Tras el museo, cañas en una terraza muy agradable en los soportales de la Praza do Campo, muy entretenidos con la gente que pasa y disfrutando del tiempo, que ya ha salido el sol y se agradece una sombrita.
Vamos después a comer y tras mirar en varios sitios entramos en uno con buena pinta y menú por ocho euros, nos sentamos y esperamos un buen rato, pues sólo hay un camarero para todas las mesas. Pero cuando sirven el primer plato a unos que legaron después que nosotros y aún ni nos han dicho qué queremos comer, le decimos educadamente al camarero que cuando pueda nos tome nota. Nos pregunta de malos modos si tenemos prisa y cuando le decimos asertivamente que lo que sucede es que ha atendido antes a los otros, nos vuelve a soltar una bordería, por lo que nos levantamos y nos vamos. Entramos en la cafetería de un centro comercial, también hasta arriba y con un solo camarero, pero con mucho mejor talante, así que nos quedamos y pedimos ensaladilla rusa y lubina (Inés) y canelones y merluza (yo). Cuando nos traen el segundo plato, yo me como la lubina e Inés la merluza.

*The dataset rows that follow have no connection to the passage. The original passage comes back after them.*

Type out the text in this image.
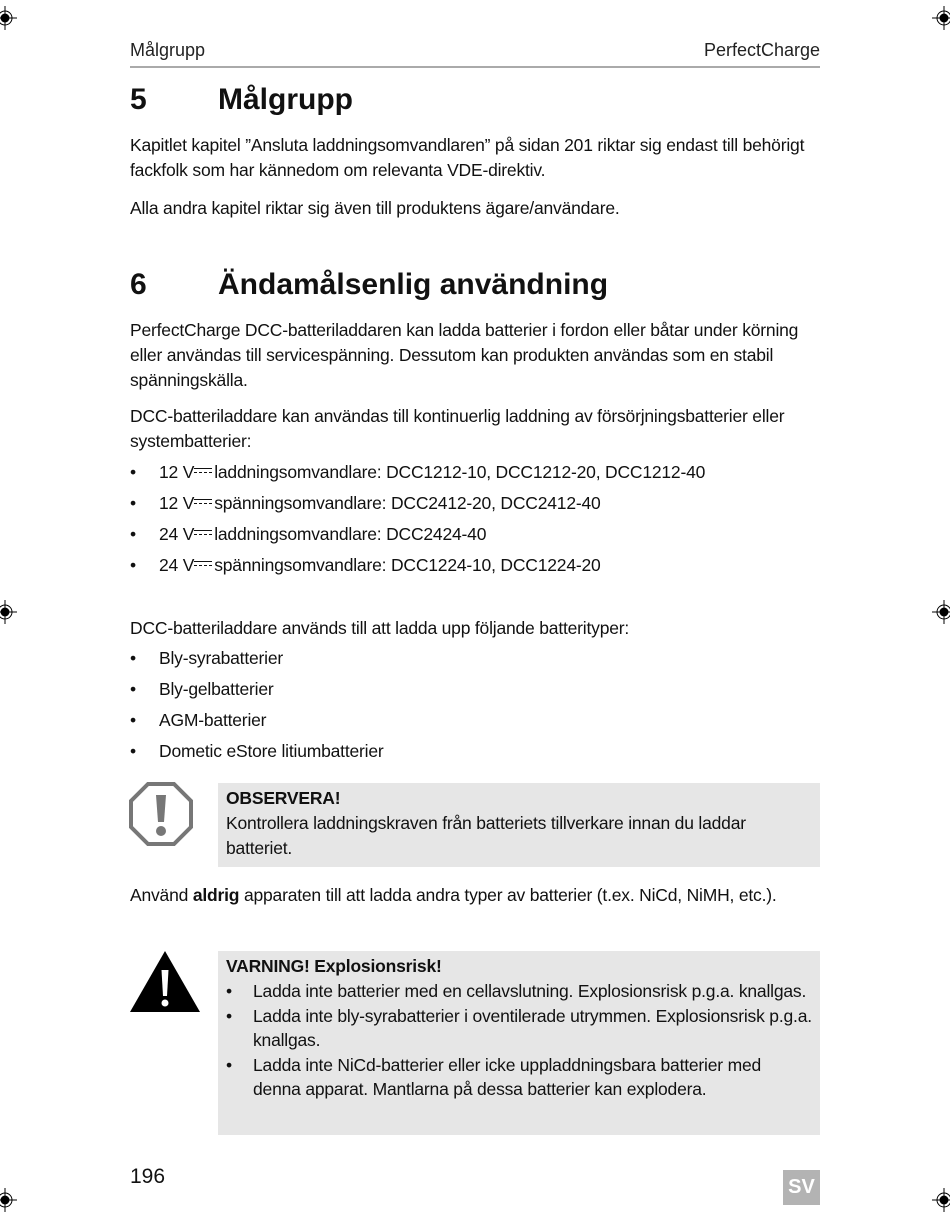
Målgrupp	PerfectCharge
5 Målgrupp
Kapitlet kapitel ”Ansluta laddningsomvandlaren” på sidan 201 riktar sig endast till behörigt fackfolk som har kännedom om relevanta VDE-direktiv.
Alla andra kapitel riktar sig även till produktens ägare/användare.
6 Ändamålsenlig användning
PerfectCharge DCC-batteriladdaren kan ladda batterier i fordon eller båtar under körning eller användas till servicespänning. Dessutom kan produkten användas som en stabil spänningskälla.
DCC-batteriladdare kan användas till kontinuerlig laddning av försörjningsbatterier eller systembatterier:
• 12 V laddningsomvandlare: DCC1212-10, DCC1212-20, DCC1212-40
• 12 V spänningsomvandlare: DCC2412-20, DCC2412-40
• 24 V laddningsomvandlare: DCC2424-40
• 24 V spänningsomvandlare: DCC1224-10, DCC1224-20
DCC-batteriladdare används till att ladda upp följande batterityper:
• Bly-syrabatterier
• Bly-gelbatterier
• AGM-batterier
• Dometic eStore litiumbatterier
OBSERVERA!
Kontrollera laddningskraven från batteriets tillverkare innan du laddar batteriet.
Använd aldrig apparaten till att ladda andra typer av batterier (t.ex. NiCd, NiMH, etc.).
VARNING! Explosionsrisk!
• Ladda inte batterier med en cellavslutning. Explosionsrisk p.g.a. knallgas.
• Ladda inte bly-syrabatterier i oventilerade utrymmen. Explosionsrisk p.g.a. knallgas.
• Ladda inte NiCd-batterier eller icke uppladdningsbara batterier med denna apparat. Mantlarna på dessa batterier kan explodera.
196	SV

Tras la comida, nos vamos al hostal y descansar y hacer caso a los pies de Inés que necesitan un poco más de descanso. Inés prueba por enésima vez si le funciona el móvil y ¡oh, sorpresa!, ¡funciona! Vemos un poco los mundiales de atletismo, nos duchamos y salimos a cenar. Al lado de la entrada de la muralla encontramos una pulpería que tiene buena pinta. Además, como el camarero, natural de Jaca, es muy simpático, nos quedamos, pero no pedimos pulpo, sino gambas y sepia a la plancha. Un sitio muy agradable con la muralla rodeándonos, tarta de queso y ribeiro exquisitos.
Cuando llegamos al hostal nos encontramos en la puerta del portal a Chus con dos hombres, y nos dice que ha estado tapeando algo y como no tiene costumbre de beber se le ha subido un poco y tiene un puntito. Yo creo que está pedo e Inés que van a hacer un trío. Menos mal que el baño no es compartido.